“Until now forex reserves have been largely invested in government paper (US and Europe mainly).owning more than half all US Government paper. This was great for the US and other debtor country consumers but hardly sound investment management for the emerging economies since this policy is guaranteed to lose real value over time. The benign period in which the US and others could just parcel out their paper willy-nilly to the emerging economies is over. The pigeons are wising up!
As reserves are projected to keep expanding, a growing number of countries have established stand alone sovereign wealth funds (SWFs) in which their excess reserves can be invested more aggressively into equities, public and private, property and commodities. It is these funds that are likely to make a huge splash in the markets in coming years.
Whilst SWFs have been around in some relatively minor form since the 1950s with Kuwait’s fund, they have mushroomed in the last two years. They already manage an estimated USD 2.5 trillion in assets – greater than the total assets controlled by hedge funds – and their assets are expected by Morgan Stanley and others to grow 5 or 6 times in the next few years.
As they will become important players, potentially controlling politically sensitive assets, their investment policies are likely to become hot political issues with the potential to generate a momentum towards financial protectionism. There are straws in the wind in this direction in countries such as the United States and Germany already.
SWFs funds fall into one of two major categories: commodity funds (such as the OPEC or Russian oil funds) or non-commodity funds funded from current account surpluses. Market estimates currently attribute approximately two-thirds of SWFs assets to commodity funds and the remaining one-third to non-commodity funds.”
The question I have is how can a normal US middle-class taxpayer likewise protect himself by getting his retirement money into one of these SWF’s? When Alan Greenspan was promoting his latest book, he did mention that he has investments in various foreign currencies, but would not say which. I wish I could figure out how to spread my widow’s mite around a bit into a number of fiat, rapidly depreciating currencies, rather than being stuck with the sinking ship I was born on.
I think direct trading in forex is best left to someone prepared to obsess about it night and day.

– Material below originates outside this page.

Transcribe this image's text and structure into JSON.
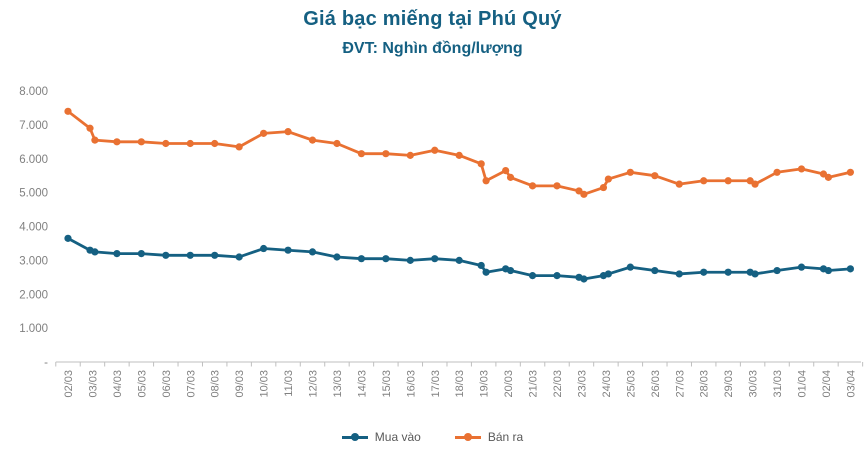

But there are other things. For instance, there are real estate funds in Japan that might work. You could invest in them rather than speculating on a possible unwinding of the carry trade directly, which if you had been betting on for the past couple of years, you would have been sorely disappointed.
But there too — you have to be careful, because by the time an “investment tip” reaches your ears quite a lot of the profit has already been siphoned off.
So REITS in foreign countries might be a way to go, but you also have to recognize that the property market is hugely inflated and even in relatively undervalued areas, there could be a negative effect in a general deflation of asset values.
Then again, you have to distinguish between commercial reits and others..
Direct purchase of rural land in undervalued areas is advised by some, including my co-author – who did just that, buying a large tract of land in a remote and infertile area of Argentina.
But investing in foreign countries directly like that is something you need to investigate very carefully. You can get the same protection probably by exploring undervalued areas here.
But everything is very individual. As a broad class, commodities are in an upswing, but that doesn’t mean you can jump in and out anytime.
The franc may not be as secure as it was once, but it is the traditional safe haven for rumors of war. The euro profits from the former socialist bloc/Islamic boycott of the dollar, but being a political animal might be subject to ferocious corrections. I don’t know. I called it wrong on that. I was sure the euro had gone as far as it could, but apparently not.
Some would avoid the US stock market altogether but it seems to me that there are some great undervalued stocks right now, but I think everyone would agree that exposure to foreign markets is absolutely necessary.
Myself – I dont follow any of this advice and still sit on my sinking dollars, principally, because I try to follow the dictum, when in doubt, do less. But I am set up so I can move out in a day or two. You are never out of investing. You’re always in or out. If you are a saver, then what you have done is invested in the US dollar.